Every so often someone would crane their eyes toward the tangle of men in front of them, saying, “Is one of our guys down?”
But the men running at each other wore uniforms made of wool, not polyester. They toppled to the ground not when they were tackled but when they sustained (harmless, imaginary) wounds from (harmless, imaginary) gunfire.
Across from the Wilson Creek Visitor Center on Saturday the action was not football, but a Civil War re-enactment. There has been one at Wilson Creek once a year for the last decade, a full weekend event — this one continues today from 9 a.m. to 4 p.m., with the battle at 2 p.m.The re-enactors come from all over – McDowell County, Buncombe County, Haywood County, and of course Caldwell. Most are perpetual hobbyists – this is not the only re-enactment they do all year. And here, they’re portraying a generic skirmish, not any specific Civil War battle.
Some of them do this because they’re descended from Confederate soldiers, said Jeff Cordell of McDowell County, who counts himself among that group. Others are “history nuts.” Many are a little of both.
Henry Rathbone of Haywood County said he loves that re-enactments provide tangible history lessons for kids. This is nothing like the dusty pages of a textbook – this is history in smell and heat and color, out in a field in Collettsville.
Rathbone’s sons have grown up immersed in these tangible history lessons. One of them, Isaac, was 3 months old at his first re-enactment.

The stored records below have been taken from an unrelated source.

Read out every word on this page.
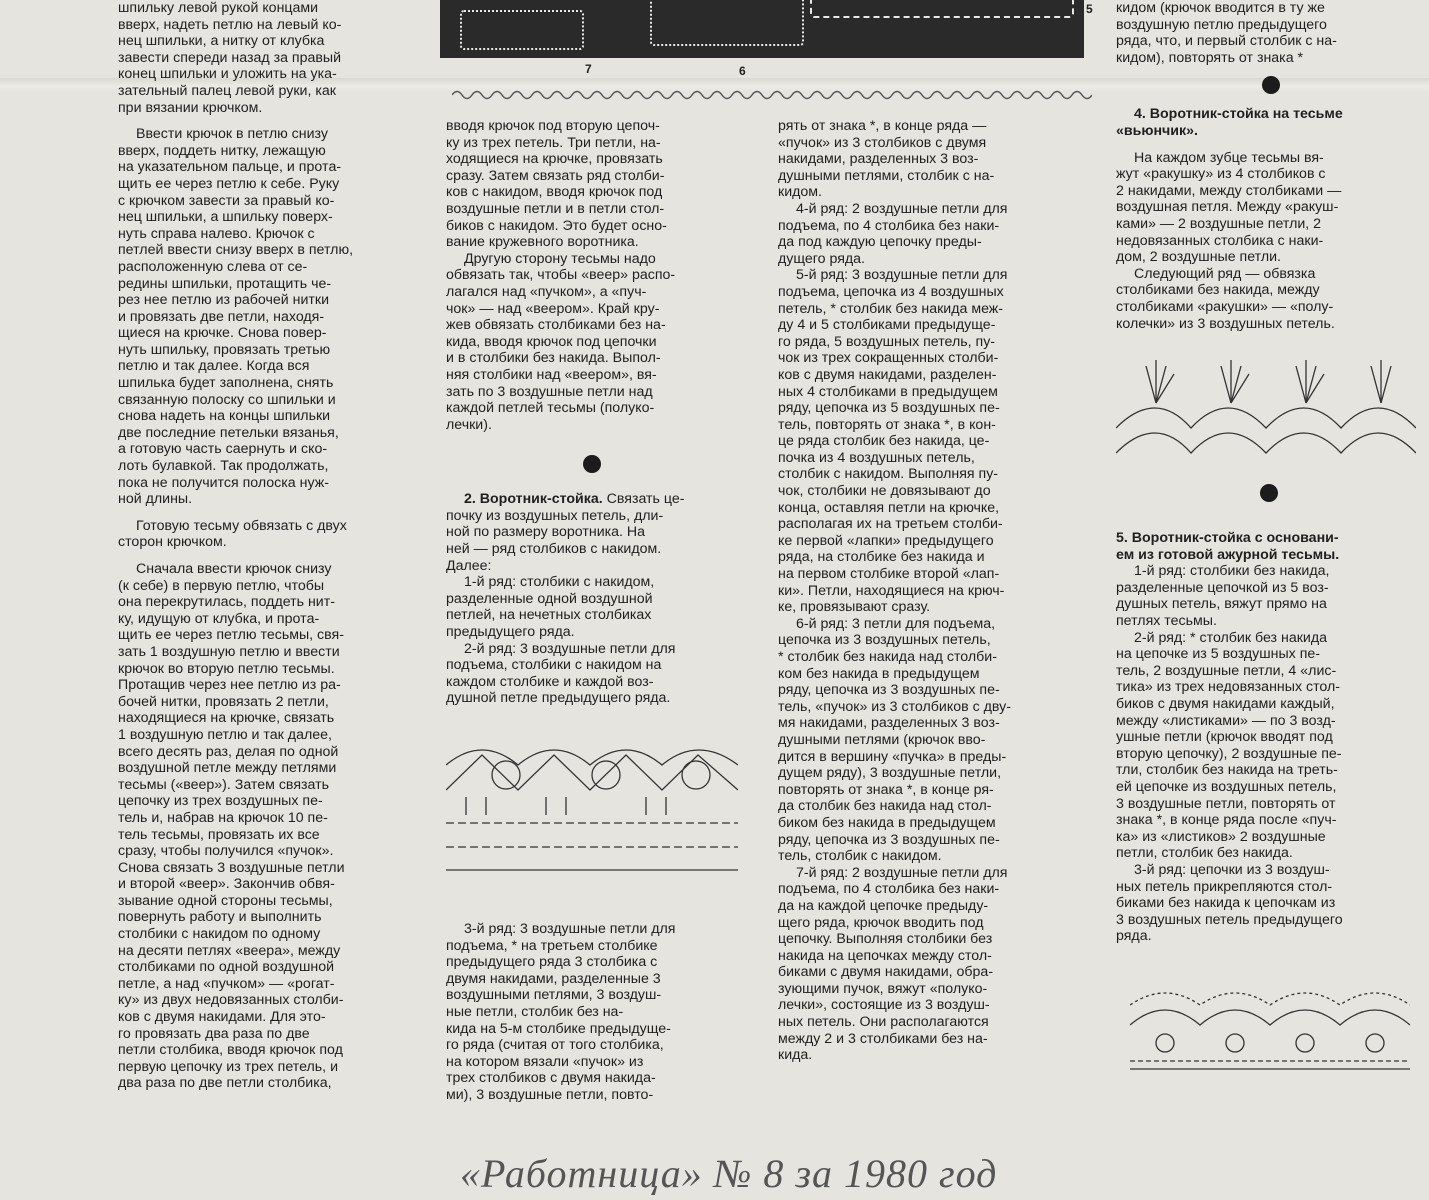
7	6
5

шпильку левой рукой концами
вверх, надеть петлю на левый ко-
нец шпильки, а нитку от клубка
завести спереди назад за правый
конец шпильки и уложить на ука-
зательный палец левой руки, как
при вязании крючком.

Ввести крючок в петлю снизу
вверх, поддеть нитку, лежащую
на указательном пальце, и протa-
щить ее через петлю к себе. Руку
с крючком завести за правый ко-
нец шпильки, а шпильку поверх-
нуть справа налево. Крючок с
петлей ввести снизу вверх в петлю,
расположенную слева от се-
редины шпильки, протащить че-
рез нее петлю из рабочей нитки
и провязать две петли, находя-
щиеся на крючке. Снова повер-
нуть шпильку, провязать третью
петлю и так далее. Когда вся
шпилька будет заполнена, снять
связанную полоску со шпильки и
снова надеть на концы шпильки
две последние петельки вязанья,
а готовую часть сaернуть и ско-
лоть булавкой. Так продолжать,
пока не получится полоска нуж-
ной длины.

Готовую тесьму обвязать с двух
сторон крючком.

Сначала ввести крючок снизу
(к себе) в первую петлю, чтобы
она перекрутилась, поддеть нит-
ку, идущую от клубка, и протa-
щить ее через петлю тесьмы, свя-
зать 1 воздушную петлю и ввести
крючок во вторую петлю тесьмы.
Протащив через нее петлю из ра-
бочей нитки, провязать 2 петли,
находящиеся на крючке, связать
1 воздушную петлю и так далее,
всего десять раз, делая по одной
воздушной петле между петлями
тесьмы («веер»). Затем связать
цепочку из трех воздушных пе-
тель и, набрав на крючок 10 пе-
тель тесьмы, провязать их все
сразу, чтобы получился «пучок».
Снова связать 3 воздушные петли
и второй «веер». Закончив обвя-
зывание одной стороны тесьмы,
повернуть работу и выполнить
столбики с накидом по одному
на десяти петлях «веера», между
столбиками по одной воздушной
петле, а над «пучком» — «рогат-
ку» из двух недовязанных столби-
ков с двумя накидами. Для это-
го провязать два раза по две
петли столбика, вводя крючок под
первую цепочку из трех петель, и
два раза по две петли столбика,

вводя крючок под вторую цепоч-
ку из трех петель. Три петли, на-
ходящиеся на крючке, провязать
сразу. Затем связать ряд столби-
ков с накидом, вводя крючок под
воздушные петли и в петли стол-
биков с накидом. Это будет осно-
вание кружевного воротника.

Другую сторону тесьмы надо
обвязать так, чтобы «веер» распо-
лагался над «пучком», а «пуч-
чок» — над «веером». Край кру-
жев обвязать столбиками без на-
кида, вводя крючок под цепочки
и в столбики без накида. Выпол-
няя столбики над «веером», вя-
зать по 3 воздушные петли над
каждой петлей тесьмы (полуко-
лечки).

2. Воротник-стойка. Связать це-
почку из воздушных петель, дли-
ной по размеру воротника. На
ней — ряд столбиков с накидом.
Далее:

1-й ряд: столбики с накидом,
разделенные одной воздушной
петлей, на нечетных столбиках
предыдущего ряда.

2-й ряд: 3 воздушные петли для
подъема, столбики с накидом на
каждом столбике и каждой воз-
душной петле предыдущего ряда.

3-й ряд: 3 воздушные петли для
подъема, * на третьем столбике
предыдущего ряда 3 столбика с
двумя накидами, разделенные 3
воздушными петлями, 3 воздуш-
ные петли, столбик без на-
кида на 5-м столбике предыдуще-
го ряда (считая от того столбика,
на котором вязали «пучок» из
трех столбиков с двумя накида-
ми), 3 воздушные петли, повто-

рять от знака *, в конце ряда —
«пучок» из 3 столбиков с двумя
накидами, разделенных 3 воз-
душными петлями, столбик с на-
кидом.

4-й ряд: 2 воздушные петли для
подъема, по 4 столбика без наки-
да под каждую цепочку преды-
дущего ряда.

5-й ряд: 3 воздушные петли для
подъема, цепочка из 4 воздушных
петель, * столбик без накида меж-
ду 4 и 5 столбиками предыдуще-
го ряда, 5 воздушных петель, пу-
чок из трех сокращенных столби-
ков с двумя накидами, разделен-
ных 4 столбиками в предыдущем
ряду, цепочка из 5 воздушных пе-
тель, повторять от знака *, в кон-
це ряда столбик без накида, це-
почка из 4 воздушных петель,
столбик с накидом. Выполняя пу-
чок, столбики не довязывают до
конца, оставляя петли на крючке,
располагая их на третьем столби-
ке первой «лапки» предыдущего
ряда, на столбике без накида и
на первом столбике второй «лап-
ки». Петли, находящиеся на крюч-
ке, провязывают сразу.

6-й ряд: 3 петли для подъема,
цепочка из 3 воздушных петель,
* столбик без накида над столби-
ком без накида в предыдущем
ряду, цепочка из 3 воздушных пе-
тель, «пучок» из 3 столбиков с дву-
мя накидами, разделенных 3 воз-
душными петлями (крючок вво-
дится в вершину «пучка» в преды-
дущем ряду), 3 воздушные петли,
повторять от знака *, в конце ря-
да столбик без накида над стол-
биком без накида в предыдущем
ряду, цепочка из 3 воздушных пе-
тель, столбик с накидом.

7-й ряд: 2 воздушные петли для
подъема, по 4 столбика без наки-
да на каждой цепочке предыду-
щего ряда, крючок вводить под
цепочку. Выполняя столбики без
накида на цепочках между стол-
биками с двумя накидами, обра-
зующими пучок, вяжут «полуко-
лечки», состоящие из 3 воздуш-
ных петель. Они располагаются
между 2 и 3 столбиками без на-
кида.

кидом (крючок вводится в ту же
воздушную петлю предыдущего
ряда, что, и первый столбик с на-
кидом), повторять от знака *

4. Воротник-стойка на тесьме
«вьюнчик».

На каждом зубце тесьмы вя-
жут «ракушку» из 4 столбиков с
2 накидами, между столбиками —
воздушная петля. Между «ракуш-
ками» — 2 воздушные петли, 2
недовязанных столбика с наки-
дом, 2 воздушные петли.

Следующий ряд — обвязка
столбиками без накида, между
столбиками «ракушки» — «полу-
колечки» из 3 воздушных петель.

5. Воротник-стойка с основани-
ем из готовой ажурной тесьмы.

1-й ряд: столбики без накида,
разделенные цепочкой из 5 воз-
душных петель, вяжут прямо на
петлях тесьмы.

2-й ряд: * столбик без накида
на цепочке из 5 воздушных пе-
тель, 2 воздушные петли, 4 «лис-
тика» из трех недовязанных стол-
биков с двумя накидами каждый,
между «листиками» — по 3 возд-
ушные петли (крючок вводят под
вторую цепочку), 2 воздушные пе-
тли, столбик без накида на треть-
ей цепочке из воздушных петель,
3 воздушные петли, повторять от
знака *, в конце ряда после «пуч-
ка» из «листиков» 2 воздушные
петли, столбик без накида.

3-й ряд: цепочки из 3 воздуш-
ных петель прикрепляются стол-
биками без накида к цепочкам из
3 воздушных петель предыдущего
ряда.

«Работница» № 8 за 1980 год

There are spectators at the re-enactments, too – and many of them cheer for the home team. (Hint: That is, in Caldwell County, not the team in blue.)
As the soldiers got into gear on Saturday, kids ran into the visitor center to round up their siblings. “Come on,” they said. “South’s getting started.”
They weren’t talking about a high school in southern Caldwell County.
There’s a strain of that among the re-enactors, too, but they’re willing to suit up in either color as it becomes necessary.
“Some places, you gotta play the Federals,” Cordell said.
Rathbone grinned as he responded.
“Well,” he said. “We have to have targets, don’t we?”
There is something profoundly odd about watching these re-enactments, seeing it all redone, a life-sized replica of the time, almost 150 years ago, when the country almost ripped itself apart at the seams.
Of course, in some places, the rip wasn’t so even.
In the mountains and the foothills, the war was often neighbor against neighbor, with loyalties sometimes lining up along the fault lines of family feuds and, other times, according to whichever army would feed and pay you best. For a man from the mountains, loyalty might spring only from the constraints of the Conscription Act, not from any firey desire to live and die in Dixie.
“This was one of those areas that were very split,” Rathbone said. “It was more neutrality, than anything, on the part of these people.”
In 2013, all that can seem far away. Constrained to history. Slammed between the pages of a dusty textbook.
But not out on a re-enactment field. Not when you’re breathing in the tang of gunpowder and hearing the clang of tin cups for water and watching men in wool under a hot, sticky sun.
And not as long as people still give their weekends to meticulous re-dos of what happened more than a century before.
This is not a book. This is right here.